Le ferment contre McFaul s’est manifesté au cours d’une conférence internet avec Lyndon LaRouche, lorsque un activiste de longue date pour les droits civiques en Russie, qui avait été en contact avec McFaul au cours des activités de ce dernier vers la fin du régime soviétique, a demandé à LaRouche pourquoi Obama avait nommé une personnalité aussi marquée comme ambassadeur. « McFaul n’est pas un diplomate de carrière, mais un spécialiste de la Russie qui a été pendant plusieurs années associé aux réformateurs libéraux », a expliqué cet activiste. « McFaul lui-même a confié à plusieurs personnes que je connais qu’il était venu en Union soviétique vers la fin des années 80, jusqu’au début des années 90, dans le cadre de projets de ’démocratisation’, mais qu’il n’était pas du tout intéressé à développer la démocratie en tant que telle, qu’il était seulement intéressé par l’effondrement de l’Union soviétique.

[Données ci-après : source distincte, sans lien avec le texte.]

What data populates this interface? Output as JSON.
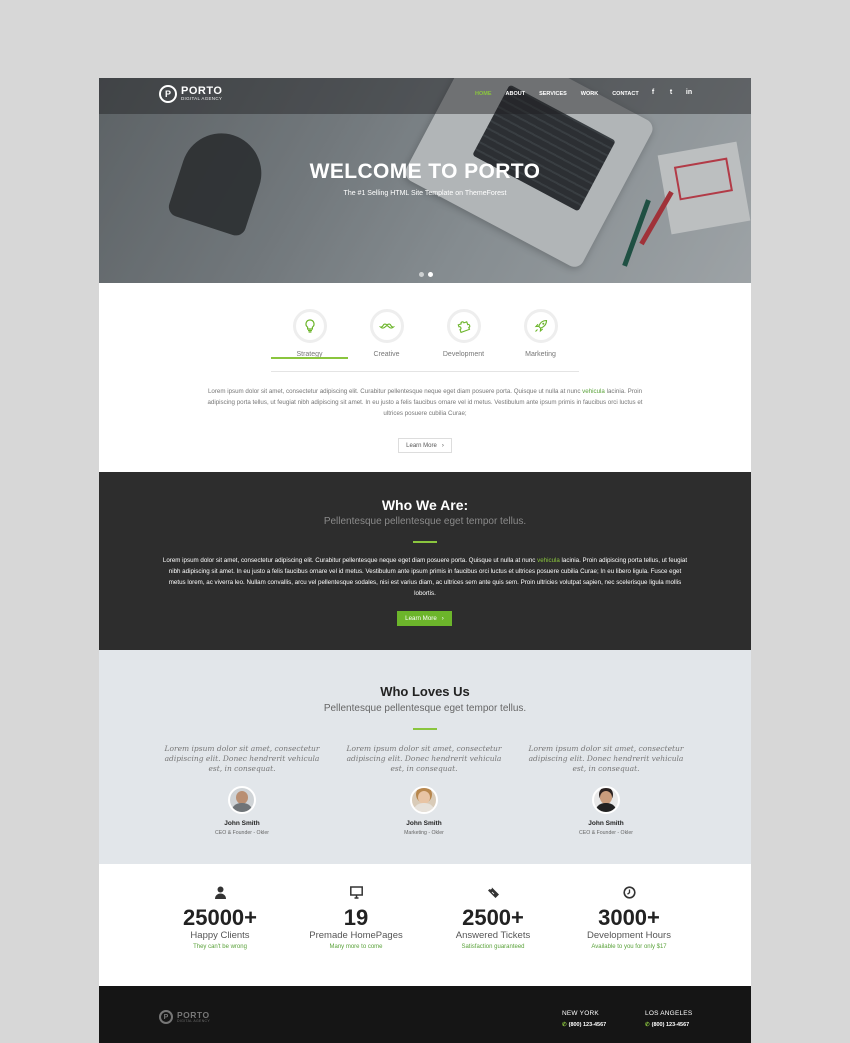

Lundi dernier, FcFaul a présenté ses lettres de créance. Et dès mardi, il rencontrait des représentants de l’opposition libérale au Kremlin. » Il a ensuite demandé si McFaul n’avait pas été envoyé avec l’intention de casser la Russie, comme cela avait été le cas vis-à-vis de l’Union soviétique il y a 20 ans.

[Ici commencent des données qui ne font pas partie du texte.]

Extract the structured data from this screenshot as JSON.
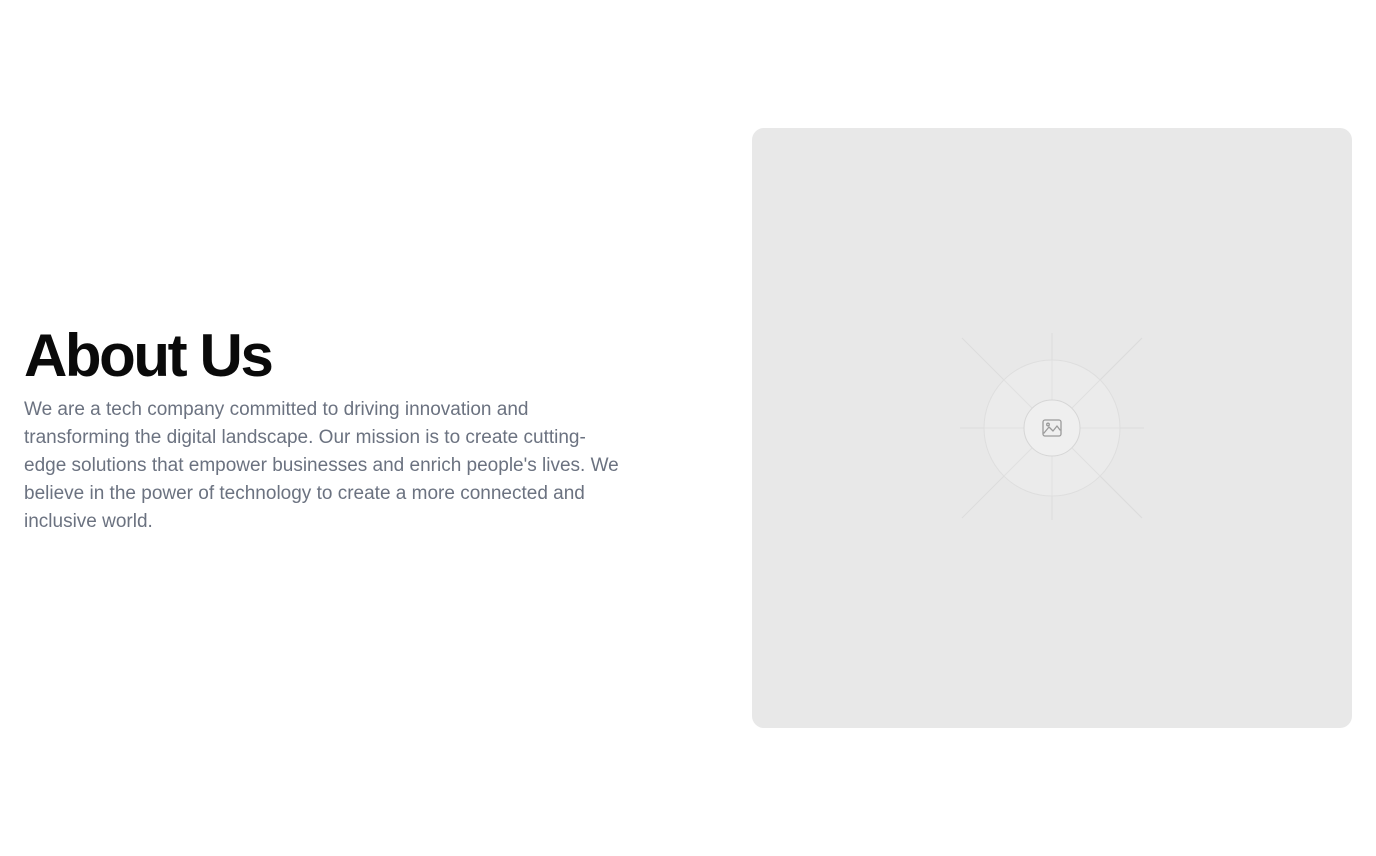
{
  "about": {
    "title": "About Us",
    "description": "We are a tech company committed to driving innovation and transforming the digital landscape. Our mission is to create cutting-edge solutions that empower businesses and enrich people's lives. We believe in the power of technology to create a more connected and inclusive world."
  },
  "image_placeholder": {
    "icon": "image-icon",
    "background_color": "#e8e8e8"
  },
  "colors": {
    "title": "#0a0a0a",
    "body_text": "#6b7280",
    "page_background": "#ffffff"
  }
}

En réponse à une question semblable soumise par un autre participant, le professeur Igor Panarin de l’Académie diplomatique du ministère des Affaires étrangères, LaRouche a précisé que FcFaul représentait des intérêts britanniques, et non pas américains.

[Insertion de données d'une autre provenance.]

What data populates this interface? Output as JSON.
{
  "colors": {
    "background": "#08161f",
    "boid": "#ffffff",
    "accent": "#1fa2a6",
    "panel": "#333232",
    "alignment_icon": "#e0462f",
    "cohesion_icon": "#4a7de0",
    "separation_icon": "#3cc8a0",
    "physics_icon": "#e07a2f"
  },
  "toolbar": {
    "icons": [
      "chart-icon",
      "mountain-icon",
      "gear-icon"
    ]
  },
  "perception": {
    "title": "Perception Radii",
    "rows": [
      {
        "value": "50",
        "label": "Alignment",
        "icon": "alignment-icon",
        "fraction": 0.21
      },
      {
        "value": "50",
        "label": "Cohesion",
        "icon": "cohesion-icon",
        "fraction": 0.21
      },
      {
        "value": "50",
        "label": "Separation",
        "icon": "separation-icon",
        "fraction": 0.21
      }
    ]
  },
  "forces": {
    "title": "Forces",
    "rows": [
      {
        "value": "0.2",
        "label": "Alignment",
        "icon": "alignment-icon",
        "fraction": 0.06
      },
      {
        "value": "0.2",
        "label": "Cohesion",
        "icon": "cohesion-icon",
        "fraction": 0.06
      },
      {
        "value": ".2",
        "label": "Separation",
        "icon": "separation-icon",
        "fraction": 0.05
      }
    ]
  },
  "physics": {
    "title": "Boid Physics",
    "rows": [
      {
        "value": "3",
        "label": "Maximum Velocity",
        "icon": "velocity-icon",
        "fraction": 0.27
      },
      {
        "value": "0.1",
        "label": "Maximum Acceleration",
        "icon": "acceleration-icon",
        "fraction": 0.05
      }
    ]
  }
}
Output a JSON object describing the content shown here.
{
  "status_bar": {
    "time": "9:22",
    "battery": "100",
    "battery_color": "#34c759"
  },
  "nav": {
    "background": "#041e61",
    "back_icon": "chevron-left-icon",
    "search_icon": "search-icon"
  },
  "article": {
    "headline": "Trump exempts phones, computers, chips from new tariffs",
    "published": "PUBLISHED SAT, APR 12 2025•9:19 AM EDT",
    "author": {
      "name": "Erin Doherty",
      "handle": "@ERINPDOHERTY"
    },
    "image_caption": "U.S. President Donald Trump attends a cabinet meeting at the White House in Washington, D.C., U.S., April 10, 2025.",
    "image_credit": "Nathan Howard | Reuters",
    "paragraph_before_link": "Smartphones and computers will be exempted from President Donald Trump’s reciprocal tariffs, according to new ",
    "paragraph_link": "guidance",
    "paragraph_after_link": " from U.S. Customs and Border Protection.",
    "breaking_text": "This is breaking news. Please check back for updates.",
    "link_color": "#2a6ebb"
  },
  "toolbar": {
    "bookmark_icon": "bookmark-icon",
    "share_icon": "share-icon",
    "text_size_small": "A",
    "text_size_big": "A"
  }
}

Dans un commentaire lors du journal télévisé de Première chaîne, la plus regardée en Russie, Mikhal Leontyev a cité McFaul dans ses propres mots, disant qu’il n’était pas, contrairement à l’usage, ni un spécialiste des questions liées à l’armement ni un spécialiste de la culture russe : « Je ne peux pas réciter Pushkin par coeur, je suis un spécialiste en démocratie, en mouvements anti-dictature, en révolutions. » Après avoir montré plusieurs livres publiés par McFaul, dont l’un sur la révolution orange en Ukraine, Leontyev cite ensuite le magazine Foreign Policy selon lequel le nouvel ambassadeur aura la possibilité « non pas seulement d’observer les transitions en cours en Russie mais également d’aider à les orienter, dans une direction correspondant aux intérêts américains et au bien-être de cette population russe qui a si longuement souffert. » Leontyev demande : « Mais qui a causé la souffrance de ce peuple ? N’était-ce pas les amis [les néo-libéraux, qui sont devenus les oligarques] de M. McFaul lors de sa première mission dans le pays ? »
Une autre chaîne télé, Rossiya 24, a repris les commentaires du journaliste très connu Maxim Sokolov, d’Izvestia, qui a compté une demi-douzaine de violations commises par l’ambassadeur à l’encontre du protocole diplomatique au cours de ses cinq premiers jours à Moscou. Sokolov s’est moqué également de la réponse de Victoria Nuland, la porte-parole du département d’Etat qui a lors d’une conférence de presse estimé que les « russes s’habituaient à lui », et qu’il était « l’un des plus grands experts du gouvernement américain sur la Russie ».